Köln, 16.07.2013 – Anlässlich der morgen beginnenden zweitägigen Sitzung der Regionalkommission (RK) NRW des Deutschen Caritasverbandes fordert der Marburger Bund Nordrhein-Westfalen/Rheinland-Pfalz, dass das paritätisch besetzte Caritas-Gremium mindestens den Tarifabschluss für Ärztinnen und Ärzte an kommunalen Kliniken (TV-Ärzte/VKA) vollständig übernimmt. „Die über 14.000 Ärztinnen und Ärzte an den rund 250 katholischen Krankenhäusern in Nordrhein-Westfalen haben einen Anspruch auf eine faire und marktgerechte Vergütung ihrer ärztlichen Arbeit“, erklärte Prof. Dr. med. Ingo Flenker, 2. Vorsitzender des Marburger Bundes NRW/RLP.

„Nach dem wegweisenden Vergütungs-Beschluss der Bundeskommission der Caritas am 13. Juni ist es nun Aufgabe der Dienstgeber und Dienstnehmer in der RK NRW, für die katholischen Kliniken in NRW die Höhe der ärztlichen Vergütung mindestens entsprechend dem längst üblichen Marktstandard für Ärzte anzupassen“, forderte Prof. Flenker.

Der TV-Ärzte/VKA sieht für die 55.000 Kolleginnen und Kollegen an kommunalen Kliniken u.a. eine zweistufige lineare Erhöhung der Gehälter zum 1. Januar 2013 um 2,6 Prozent und zum 1. Januar 2014 um weitere zwei Prozent vor.

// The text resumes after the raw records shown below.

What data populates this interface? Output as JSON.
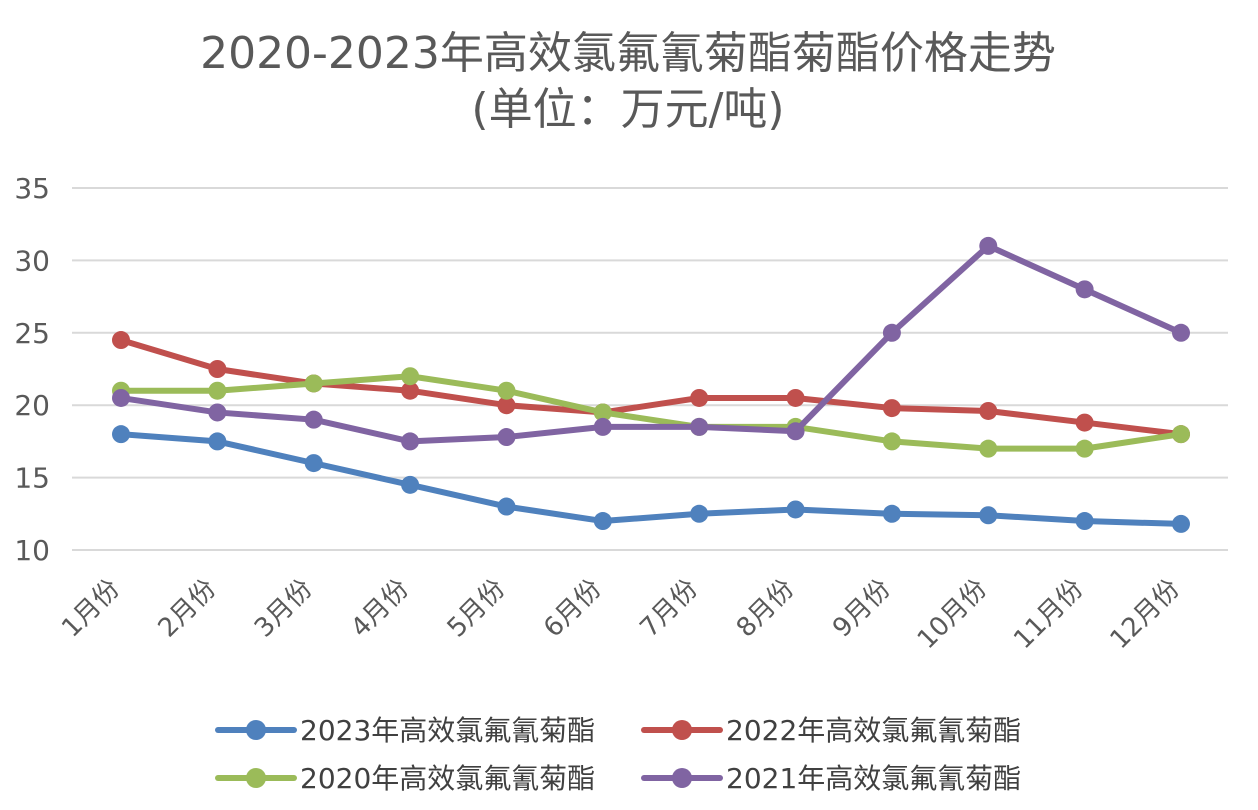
{
  "chart_data": {
    "type": "line",
    "title": "2020-2023年高效氯氟氰菊酯菊酯价格走势",
    "subtitle": "(单位：万元/吨)",
    "xlabel": "",
    "ylabel": "",
    "ylim": [
      10,
      35
    ],
    "yticks": [
      "35",
      "30",
      "25",
      "20",
      "15",
      "10"
    ],
    "categories": [
      "1月份",
      "2月份",
      "3月份",
      "4月份",
      "5月份",
      "6月份",
      "7月份",
      "8月份",
      "9月份",
      "10月份",
      "11月份",
      "12月份"
    ],
    "grid": true,
    "legend_position": "bottom",
    "series": [
      {
        "name": "2023年高效氯氟氰菊酯",
        "color": "#4F81BD",
        "values": [
          18,
          17.5,
          16,
          14.5,
          13,
          12,
          12.5,
          12.8,
          12.5,
          12.4,
          12,
          11.8
        ]
      },
      {
        "name": "2022年高效氯氟氰菊酯",
        "color": "#C0504D",
        "values": [
          24.5,
          22.5,
          21.5,
          21,
          20,
          19.5,
          20.5,
          20.5,
          19.8,
          19.6,
          18.8,
          18
        ]
      },
      {
        "name": "2020年高效氯氟氰菊酯",
        "color": "#9BBB59",
        "values": [
          21,
          21,
          21.5,
          22,
          21,
          19.5,
          18.5,
          18.5,
          17.5,
          17,
          17,
          18
        ]
      },
      {
        "name": "2021年高效氯氟氰菊酯",
        "color": "#8064A2",
        "values": [
          20.5,
          19.5,
          19,
          17.5,
          17.8,
          18.5,
          18.5,
          18.2,
          25,
          31,
          28,
          25
        ]
      }
    ]
  }
}
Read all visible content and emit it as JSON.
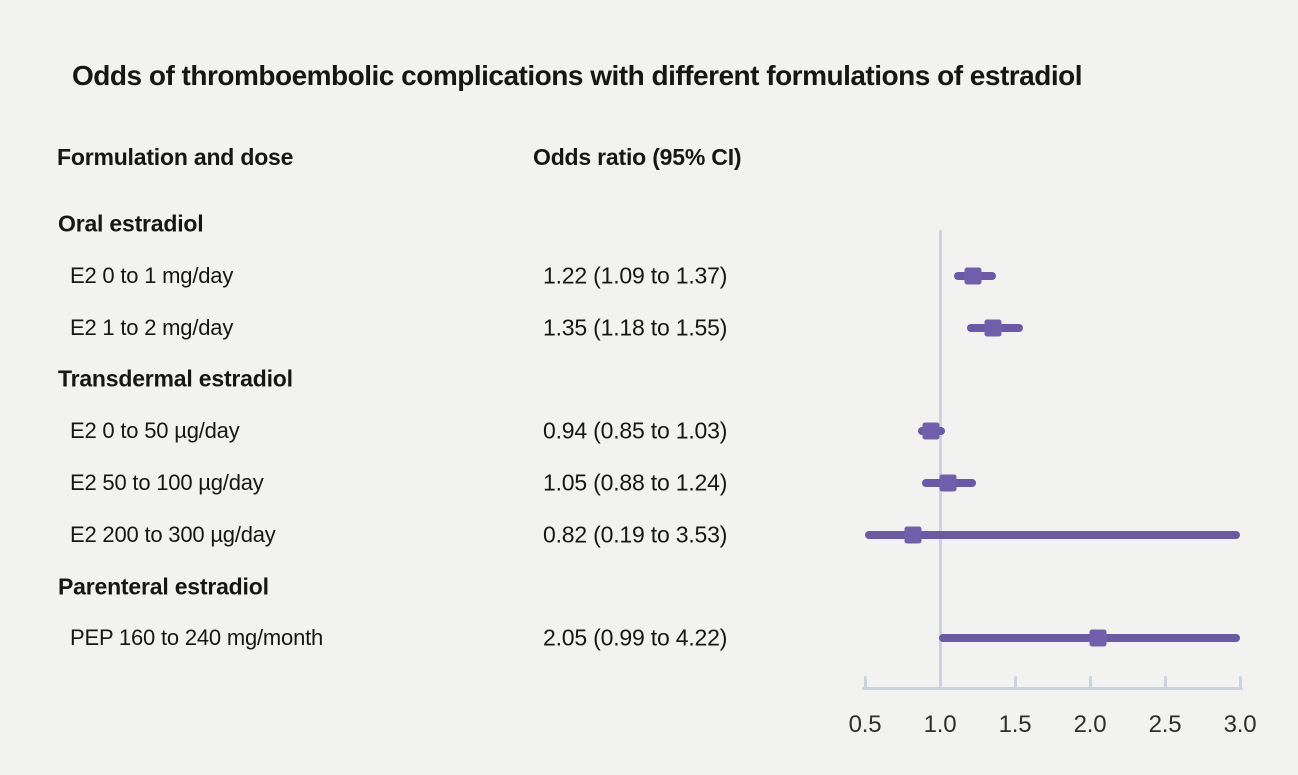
{
  "title": "Odds of thromboembolic complications with different formulations of estradiol",
  "columns": {
    "label": "Formulation and dose",
    "value": "Odds ratio (95% CI)"
  },
  "colors": {
    "background": "#f2f2f0",
    "text": "#161616",
    "ci_line": "#6a59a4",
    "marker": "#7060ab",
    "axis": "#cdd3dc"
  },
  "chart_data": {
    "type": "forest",
    "title": "Odds of thromboembolic complications with different formulations of estradiol",
    "xlabel": "",
    "ylabel": "",
    "xlim": [
      0.5,
      3.0
    ],
    "x_ticks": [
      0.5,
      1.0,
      1.5,
      2.0,
      2.5,
      3.0
    ],
    "x_tick_labels": [
      "0.5",
      "1.0",
      "1.5",
      "2.0",
      "2.5",
      "3.0"
    ],
    "reference_value": 1.0,
    "grid": false,
    "legend": false,
    "rows": [
      {
        "type": "section",
        "label": "Oral estradiol"
      },
      {
        "type": "item",
        "label": "E2 0 to 1 mg/day",
        "value_text": "1.22 (1.09 to 1.37)",
        "or": 1.22,
        "ci_low": 1.09,
        "ci_high": 1.37
      },
      {
        "type": "item",
        "label": "E2 1 to 2 mg/day",
        "value_text": "1.35 (1.18 to 1.55)",
        "or": 1.35,
        "ci_low": 1.18,
        "ci_high": 1.55
      },
      {
        "type": "section",
        "label": "Transdermal estradiol"
      },
      {
        "type": "item",
        "label": "E2 0 to 50 µg/day",
        "value_text": "0.94 (0.85 to 1.03)",
        "or": 0.94,
        "ci_low": 0.85,
        "ci_high": 1.03
      },
      {
        "type": "item",
        "label": "E2 50 to 100 µg/day",
        "value_text": "1.05 (0.88 to 1.24)",
        "or": 1.05,
        "ci_low": 0.88,
        "ci_high": 1.24
      },
      {
        "type": "item",
        "label": "E2 200 to 300 µg/day",
        "value_text": "0.82 (0.19 to 3.53)",
        "or": 0.82,
        "ci_low": 0.19,
        "ci_high": 3.53
      },
      {
        "type": "section",
        "label": "Parenteral estradiol"
      },
      {
        "type": "item",
        "label": "PEP 160 to 240 mg/month",
        "value_text": "2.05 (0.99 to 4.22)",
        "or": 2.05,
        "ci_low": 0.99,
        "ci_high": 4.22
      }
    ]
  }
}
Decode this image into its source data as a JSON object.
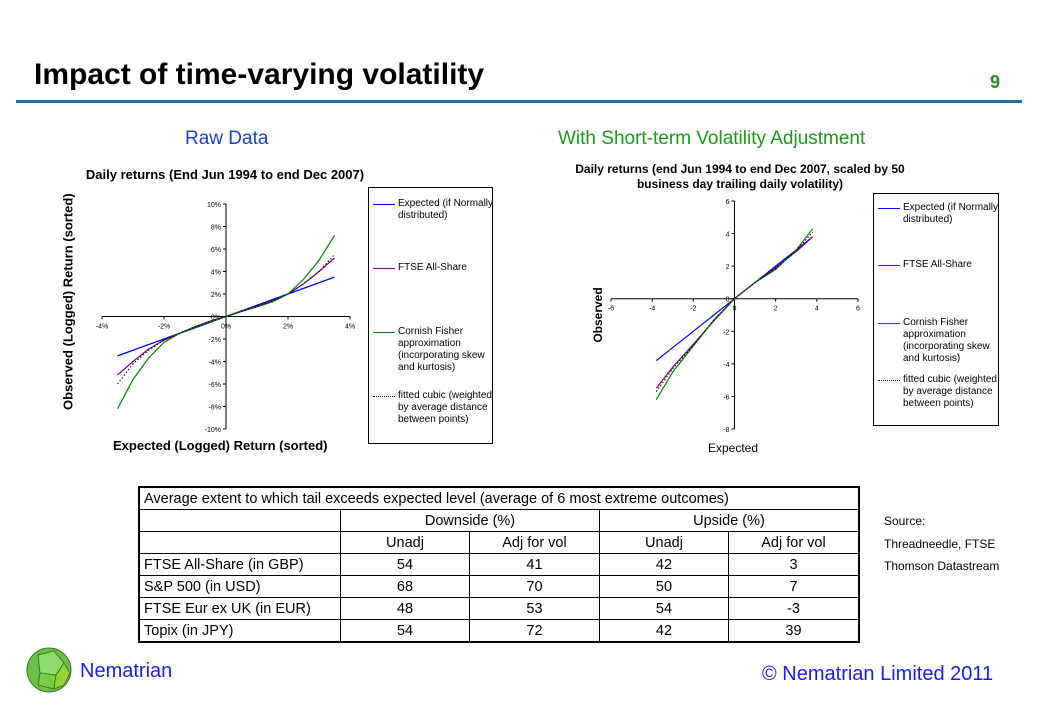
{
  "slide": {
    "title": "Impact of time-varying volatility",
    "page_number": "9",
    "subtitle_left": "Raw Data",
    "subtitle_right": "With Short-term Volatility Adjustment",
    "brand": "Nematrian",
    "copyright": "© Nematrian Limited 2011",
    "source": [
      "Source:",
      "Threadneedle, FTSE",
      "Thomson Datastream"
    ]
  },
  "legend": [
    "Expected (if Normally distributed)",
    "FTSE All-Share",
    "Cornish Fisher approximation (incorporating skew and kurtosis)",
    "fitted cubic (weighted by average distance between points)"
  ],
  "colors": {
    "expected": "#0000ff",
    "ftse": "#800080",
    "cf": "#008000",
    "cubic": "#000000"
  },
  "chart_data": [
    {
      "type": "line",
      "title": "Daily returns (End Jun 1994 to end Dec 2007)",
      "xlabel": "Expected (Logged) Return (sorted)",
      "ylabel": "Observed (Logged) Return (sorted)",
      "xlim": [
        -4,
        4
      ],
      "ylim": [
        -10,
        10
      ],
      "xticks": [
        -4,
        -2,
        0,
        2,
        4
      ],
      "yticks": [
        -10,
        -8,
        -6,
        -4,
        -2,
        0,
        2,
        4,
        6,
        8,
        10
      ],
      "tick_suffix": "%",
      "x": [
        -3.5,
        -3,
        -2.5,
        -2,
        -1.5,
        -1,
        -0.5,
        0,
        0.5,
        1,
        1.5,
        2,
        2.5,
        3,
        3.5
      ],
      "series": [
        {
          "name": "Expected (if Normally distributed)",
          "key": "expected",
          "values": [
            -3.5,
            -3,
            -2.5,
            -2,
            -1.5,
            -1,
            -0.5,
            0,
            0.5,
            1,
            1.5,
            2,
            2.5,
            3,
            3.5
          ]
        },
        {
          "name": "FTSE All-Share",
          "key": "ftse",
          "values": [
            -5.2,
            -4.0,
            -2.9,
            -2.1,
            -1.5,
            -0.9,
            -0.4,
            0,
            0.45,
            0.9,
            1.4,
            2.0,
            2.9,
            4.0,
            5.2
          ]
        },
        {
          "name": "Cornish Fisher approximation",
          "key": "cf",
          "values": [
            -8.2,
            -5.6,
            -3.7,
            -2.3,
            -1.5,
            -0.9,
            -0.45,
            0,
            0.45,
            0.85,
            1.3,
            2.0,
            3.3,
            5.0,
            7.2
          ]
        },
        {
          "name": "fitted cubic",
          "key": "cubic",
          "values": [
            -6.0,
            -4.2,
            -3.0,
            -2.1,
            -1.5,
            -0.9,
            -0.42,
            0,
            0.45,
            0.88,
            1.38,
            2.0,
            2.9,
            4.0,
            5.5
          ]
        }
      ]
    },
    {
      "type": "line",
      "title": "Daily returns (end Jun 1994 to end Dec 2007, scaled by 50 business day trailing daily volatility)",
      "xlabel": "Expected",
      "ylabel": "Observed",
      "xlim": [
        -6,
        6
      ],
      "ylim": [
        -8,
        6
      ],
      "xticks": [
        -6,
        -4,
        -2,
        0,
        2,
        4,
        6
      ],
      "yticks": [
        -8,
        -6,
        -4,
        -2,
        0,
        2,
        4,
        6
      ],
      "tick_suffix": "",
      "x": [
        -3.8,
        -3,
        -2,
        -1,
        0,
        1,
        2,
        3,
        3.8
      ],
      "series": [
        {
          "name": "Expected (if Normally distributed)",
          "key": "expected",
          "values": [
            -3.8,
            -3,
            -2,
            -1,
            0,
            1,
            2,
            3,
            3.8
          ]
        },
        {
          "name": "FTSE All-Share",
          "key": "ftse",
          "values": [
            -5.5,
            -4.2,
            -2.8,
            -1.35,
            0,
            1.0,
            1.9,
            2.9,
            3.8
          ]
        },
        {
          "name": "Cornish Fisher approximation",
          "key": "cf",
          "values": [
            -6.2,
            -4.5,
            -2.9,
            -1.3,
            0,
            1.0,
            1.8,
            3.0,
            4.3
          ]
        },
        {
          "name": "fitted cubic",
          "key": "cubic",
          "values": [
            -5.7,
            -4.3,
            -2.85,
            -1.3,
            0,
            1.0,
            1.85,
            2.95,
            4.1
          ]
        }
      ]
    }
  ],
  "table": {
    "title": "Average extent to which tail exceeds expected level (average of 6 most extreme outcomes)",
    "groups": [
      "Downside (%)",
      "Upside (%)"
    ],
    "cols": [
      "Unadj",
      "Adj for vol",
      "Unadj",
      "Adj for vol"
    ],
    "rows": [
      [
        "FTSE All-Share (in GBP)",
        "54",
        "41",
        "42",
        "3"
      ],
      [
        "S&P 500 (in USD)",
        "68",
        "70",
        "50",
        "7"
      ],
      [
        "FTSE Eur ex UK (in EUR)",
        "48",
        "53",
        "54",
        "-3"
      ],
      [
        "Topix (in JPY)",
        "54",
        "72",
        "42",
        "39"
      ]
    ]
  }
}
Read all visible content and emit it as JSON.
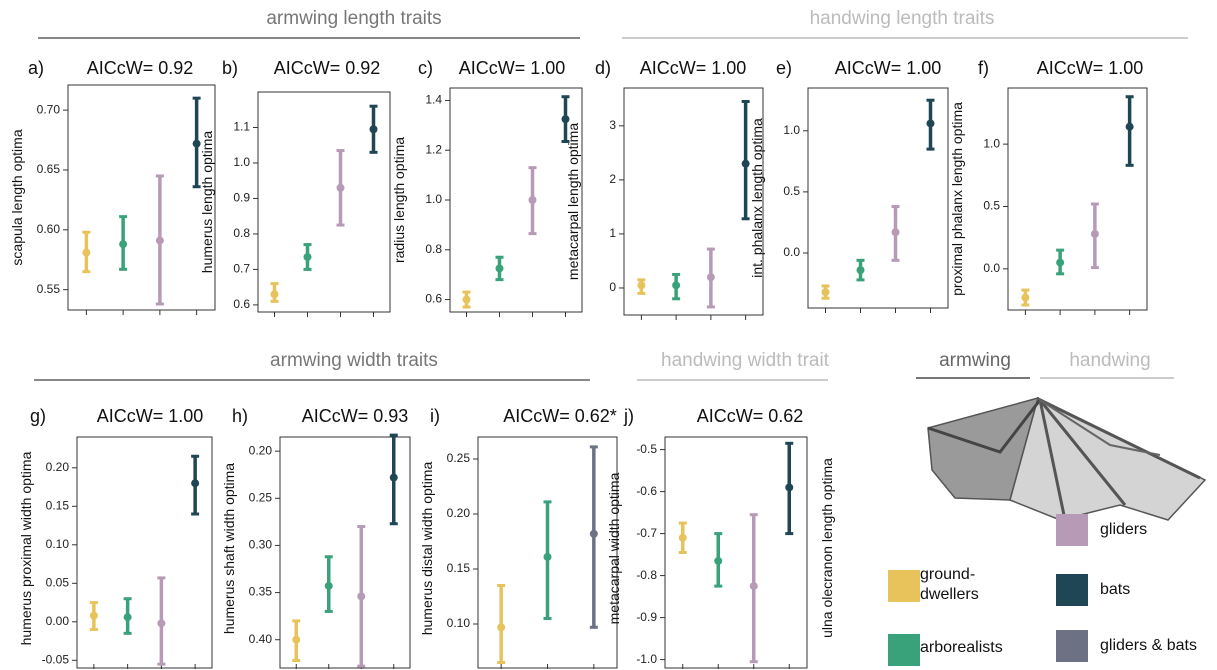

Zurzeit sind schon über 6000 Arztstellen in deutschen Krankenhäusern nicht besetzt. Die bevorstehende Pensionierungswelle bei Ärzten wird das Problem der Stellenbesetzung noch weiter verschärfen. „Jeder Ökonom weiß, dass sich in der Zeit des Ärztemangels ausgezeichnete Ärztinnen und Ärzte nur noch dann gewinnen und in den Kliniken halten lassen, wenn ein Krankenhaus seine Leistungsträger auskömmlich bezahlt.“

„Im Wettbewerb um die besten Ärzte auf dem ohnehin zu knappen Arbeitsmarkt ist - wie in vielen anderen Branchen auch - die Attraktivität eines Arbeitsplatzes eng mit der Frage der Vergütung gekoppelt. „Wem es im Bereich der Deutschen Caritas nicht gelingt, Ärztinnen und Ärzten gute Arbeitsbedingungen und attraktive Gehälter anzubieten, der gefährdet letztlich die Zukunft der katholischen Krankenhäuser“, erinnert Prof. Flenker.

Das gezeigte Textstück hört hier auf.